Main subject of this paper is low current atmospheric pressure gas discharges powering with DC power supplies. These discharges are widely used for generation of non-thermal or non-equilibrium plasma in air and nitrogen which are much cheaper compared to rare gases like He or Ar. Molecular nitrogen as plasma forming gas has a unique capability to accumulate huge energy in vibration, electron (metastables) and dissociated (atomic) states. Besides, all active species have a long life-time, and they can be therefore transported for a long distance away from the place of their generation. Different current modes (diffusive and constricted) of these discharges are discussed. Experimental and numerical results on generation of chemically active species in the diffusive and constricted mode are presented.
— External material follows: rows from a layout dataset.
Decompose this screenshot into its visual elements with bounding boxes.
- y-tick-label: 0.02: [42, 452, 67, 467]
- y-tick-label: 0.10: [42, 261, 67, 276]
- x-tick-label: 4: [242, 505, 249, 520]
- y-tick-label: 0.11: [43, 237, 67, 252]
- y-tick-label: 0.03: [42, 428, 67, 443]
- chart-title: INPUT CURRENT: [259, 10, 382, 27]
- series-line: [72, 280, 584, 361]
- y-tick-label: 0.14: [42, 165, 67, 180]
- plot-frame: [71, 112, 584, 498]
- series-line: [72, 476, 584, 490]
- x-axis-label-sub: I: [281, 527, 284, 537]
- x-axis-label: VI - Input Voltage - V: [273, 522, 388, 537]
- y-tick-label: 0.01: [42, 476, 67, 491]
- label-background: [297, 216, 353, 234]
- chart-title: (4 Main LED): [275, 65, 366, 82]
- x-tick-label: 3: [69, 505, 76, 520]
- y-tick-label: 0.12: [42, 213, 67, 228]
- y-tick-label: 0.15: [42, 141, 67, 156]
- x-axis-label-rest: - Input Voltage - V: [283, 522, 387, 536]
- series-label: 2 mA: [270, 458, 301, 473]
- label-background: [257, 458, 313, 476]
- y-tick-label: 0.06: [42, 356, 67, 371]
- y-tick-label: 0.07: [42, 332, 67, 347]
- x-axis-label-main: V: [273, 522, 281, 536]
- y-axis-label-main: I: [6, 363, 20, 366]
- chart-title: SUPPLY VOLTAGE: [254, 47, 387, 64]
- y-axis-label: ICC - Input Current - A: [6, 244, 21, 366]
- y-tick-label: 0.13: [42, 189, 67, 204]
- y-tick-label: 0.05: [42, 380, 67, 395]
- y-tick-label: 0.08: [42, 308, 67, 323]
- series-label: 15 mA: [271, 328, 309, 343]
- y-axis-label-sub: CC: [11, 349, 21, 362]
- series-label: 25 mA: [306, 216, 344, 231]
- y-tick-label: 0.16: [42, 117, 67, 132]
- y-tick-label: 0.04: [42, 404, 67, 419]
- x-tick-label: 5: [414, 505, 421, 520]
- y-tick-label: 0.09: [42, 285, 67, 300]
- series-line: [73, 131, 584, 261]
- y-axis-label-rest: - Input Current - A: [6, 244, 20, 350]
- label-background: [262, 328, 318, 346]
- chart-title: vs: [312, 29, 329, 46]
Determination of Local Ionic Wind Velocity in Corona by Laser Interferometer Taking Into Consideration the Charging–Discharging of Probe Particles

Experimental data on the probe-particle local velocity measured by laser interferometer in air gap of a negative pin-to-plane corona are presented. Small water droplets like mist were used as the probe particles, which can be charged by the corona. Experimental data are complemented with numerical calculations, allowing us to evaluate the drift velocity of the charged droplets and determine therefore a real local velocity of the ionic wind induced by the collisions of negative ions with the neutrals. It is shown the charging of probe particles impacts strongly on their total local velocity. To agree a calculated local velocity of the charged particle with the measured one, the discharging processes were introduced. It is assumed that the discharging processes occur due to emission of electrons from surface of the charged droplets. Proposed mechanism of the secondary emission is associated with the recombination of H atoms and OH radicals on the surface of the charged droplet.

Self-Pulsing Regime of DC Electric Discharge in Dielectric Tube Filled With Water Containing Gas Bubble

Effective generation of biochemically active species inside a liquid can be performed by an electric discharge in small gas bubbles admixed from outside into the liquid. In such a case, active species are produced by a gas discharge plasma inside bubbles and then transported due to diffusion into the liquid. This paper presents experimental data of electric discharges in small bubbles inserted into a thin dielectric tube filled with water. A low-frequency regime of periodic electrical breakdowns is revealed and described.